Although we see plants develop normally, they have a great dilemma to face on an ongoing basis. They should try to get as much carbon dioxide as possible through the process of photosynthesis and retain as much water as possible. In order to absorb carbon dioxide from the atmosphere, they need organs known as stomata. These are specialized cells that are found in the epidermis of plants and that have this function.
In this article we are going to tell you everything you need to know about stomata and their function in plants.
What are stomata
Carbon dioxide is found in the atmosphere but it is very dilute. Only 0.03% of the air content of the atmosphere is carbon dioxide. Therefore, they need specific organs to be able to absorb this gas and carry out photosynthesis. The organs responsible for absorbing carbon dioxide are the stomata. These stomata are nothing more than pores or openings that can be regulated and found in the epidermal tissue. They are made up of a pair of specialized cells called occlusive cells.
The pore that forms through the stomata is called an ostiole. The ostiolus is in charge of communicating into the plant with a cavity called the substomatic chamber. On the sides of each occlusive cell are generally several epidermal cells that are called subsidiary cells or accessory cells. When it comes to opening or closing the stomata, it is the occlusive cells that control it.
It can be said that the stomata They are those that represent the interface between the environment and the plant. The origin of these stomata is very likely to have arisen when the plants modified their natural environment from the aquatic part and were colonizing the land. The way of incorporating the carbon dioxide dissolved in the environment was modified. From entering through the carbon dioxide dissolved in the water to having to filter it from the air.
Stomata are present in the epidermis of all aerial parts of the plant. These aerial parts make up the leaves, green stems, flowers and developing fruits. All these elements of the plant have stomata to be able to exchange oxygen and carbon dioxide from the environment. There are some plants like the The pea plant that also have stomata on the roots.
To date, none of these organs have been found in algae, fungi or other parasitic plants that do not have chlorophyll. However, they are present in bryophytes, pteridophytes and spermatophytes. Depending on the type of leaf, it usually has a greater number of stomata. And this is the aerial part that has the greatest amount of gases to exchange with the atmosphere.
One of the problems that plants face during times of drought or during the summer is the loss of water through this gas exchange. And it is that, when the stomata open, not only gases are exchanged from the inside to the outside of the plant, but also part of the water that the plant has inside it evaporates. For this reason, photosynthesis must be graduated at those times of the day where temperatures are lower and the amount of perspiration is the minimum. Thus, plants guarantee less water loss through this gas exchange.
Contrary to popular belief, there are numerous plants that they do not photosynthesize as continuously during the summer or dry seasons. They do this in order to save as much water as possible and not waste anything through perspiration. Another technique for survival and adaptation to the environment is to carry out photosynthesis only in the early hours of the morning there was late in the afternoon. It is a technique that helps to save as much water as possible, since the insolation at this time is less.
To affect less amount of solar radiation on the stomata and the surface of the plant in general, there will be less water loss through perspiration.
Types of leaves depending on the location of the stomata
As we have mentioned before, the leaves are the parts of the plants that have the most stomata. This is because they are parts, there are days that are arranged in a more optimal way to be able to exchange these gases with the atmosphere. Depending on the number of stomata and the location where they are found, it will be called differently.

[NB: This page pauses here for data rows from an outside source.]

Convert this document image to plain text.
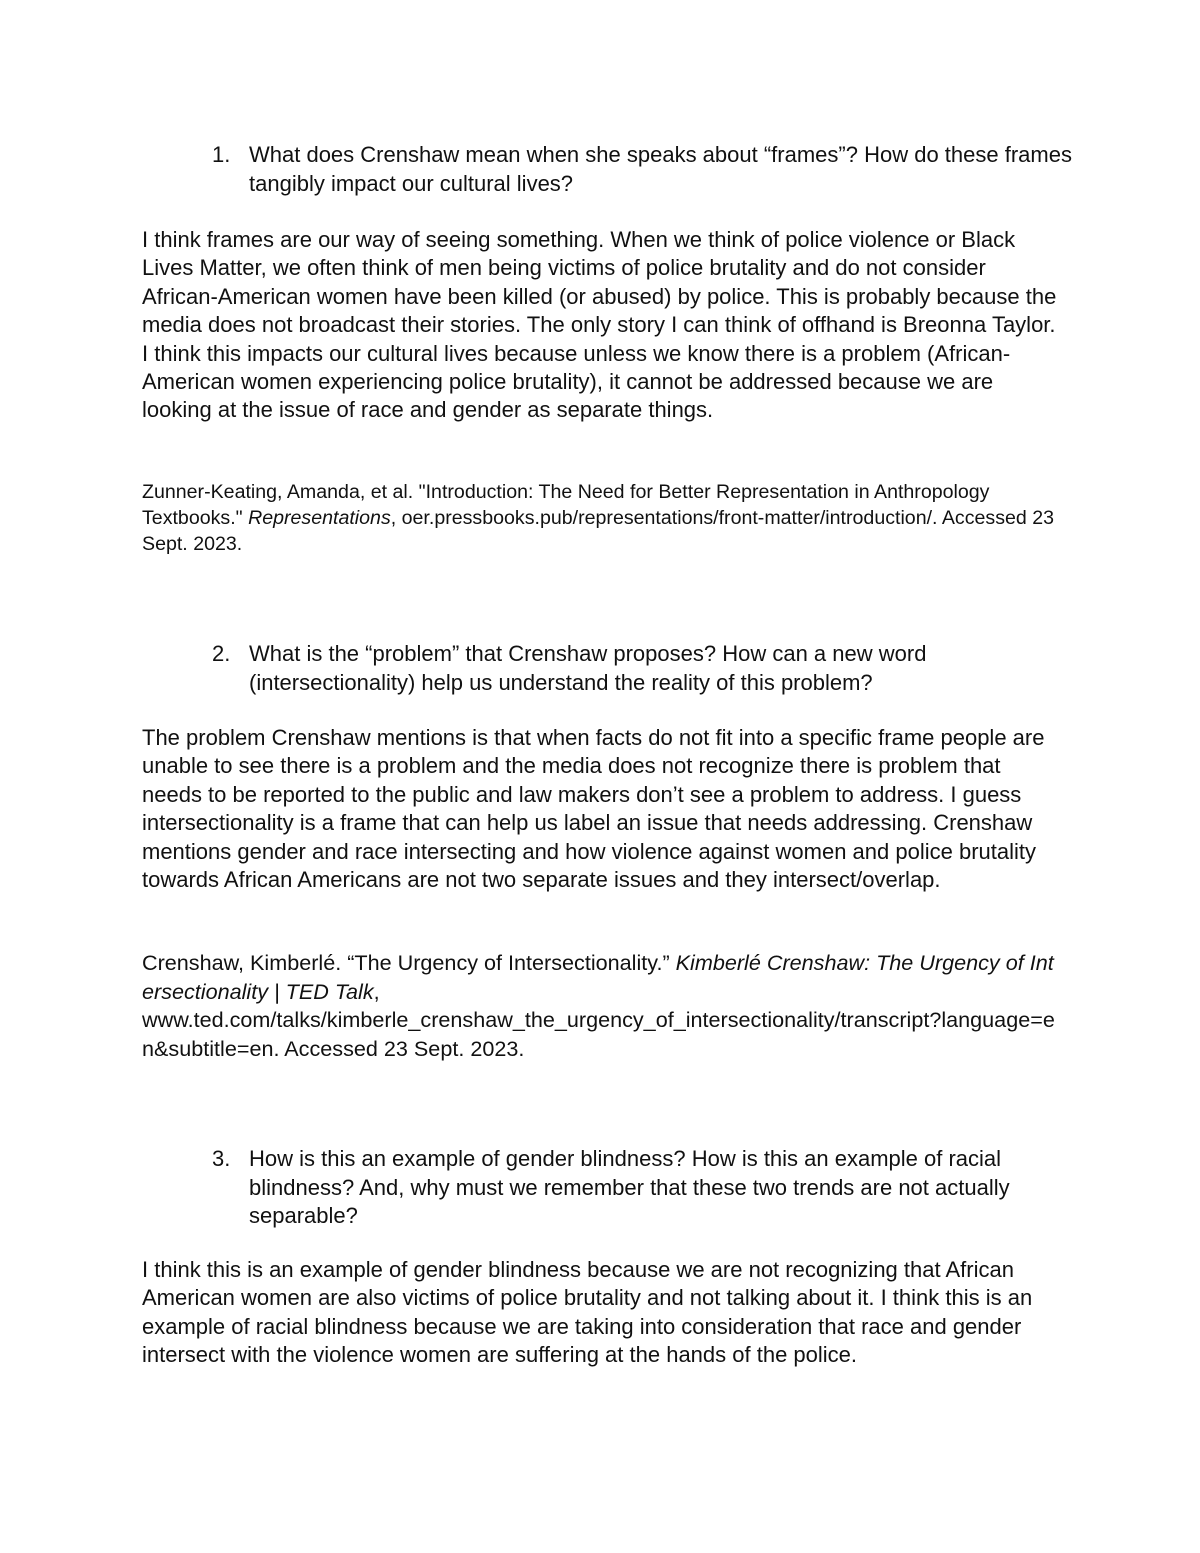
1. What does Crenshaw mean when she speaks about “frames”? How do these frames tangibly impact our cultural lives?

I think frames are our way of seeing something. When we think of police violence or Black Lives Matter, we often think of men being victims of police brutality and do not consider African-American women have been killed (or abused) by police. This is probably because the media does not broadcast their stories. The only story I can think of offhand is Breonna Taylor. I think this impacts our cultural lives because unless we know there is a problem (African-American women experiencing police brutality), it cannot be addressed because we are looking at the issue of race and gender as separate things.

Zunner-Keating, Amanda, et al. "Introduction: The Need for Better Representation in Anthropology Textbooks." Representations, oer.pressbooks.pub/representations/front-matter/introduction/. Accessed 23 Sept. 2023.

2. What is the “problem” that Crenshaw proposes? How can a new word (intersectionality) help us understand the reality of this problem?

The problem Crenshaw mentions is that when facts do not fit into a specific frame people are unable to see there is a problem and the media does not recognize there is problem that needs to be reported to the public and law makers don’t see a problem to address. I guess intersectionality is a frame that can help us label an issue that needs addressing. Crenshaw mentions gender and race intersecting and how violence against women and police brutality towards African Americans are not two separate issues and they intersect/overlap.

Crenshaw, Kimberlé. “The Urgency of Intersectionality.” Kimberlé Crenshaw: The Urgency of Intersectionality | TED Talk,
www.ted.com/talks/kimberle_crenshaw_the_urgency_of_intersectionality/transcript?language=en&subtitle=en. Accessed 23 Sept. 2023.

3. How is this an example of gender blindness? How is this an example of racial blindness? And, why must we remember that these two trends are not actually separable?

I think this is an example of gender blindness because we are not recognizing that African American women are also victims of police brutality and not talking about it. I think this is an example of racial blindness because we are taking into consideration that race and gender intersect with the violence women are suffering at the hands of the police.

These are the names they receive according to their location:
- Epiestomatics: These are leaves that have stomata only on the adaxial face or the bundle. Normally these plants require a lot of sun exposure at the end of the day. It is the only way they can exchange gases with the atmosphere and carry out photosynthesis.
- Hypostomatic: are those leaves that have stomata only on the abaxial or underside. These types of leaves are the most frequent in practically all trees. And it is that, despite what is popularly thought, it is the underside of the leaves where the stomata are located that serve to exchange these gases with the atmosphere.
- Amphiestomatic: they are leaves that have stomata on both sides. Although they have stomata on both sides, they tend to preferably have more on the bottom. This occurs mainly with plants of the herbaceous family.
It must be taken into account that, depending on the species, the area of distribution, the ecosystems, the climate, the amount of solar rays, the precipitations, etc. There will be different types of plant species that can adapt to these environmental conditions. Therefore, we can observe that the frequency or density of the number of stomata of the plant can vary widely from a few tens to thousands per square millimeter. This number of stomata is also influenced by the morphology of the leaves and their genetic makeup.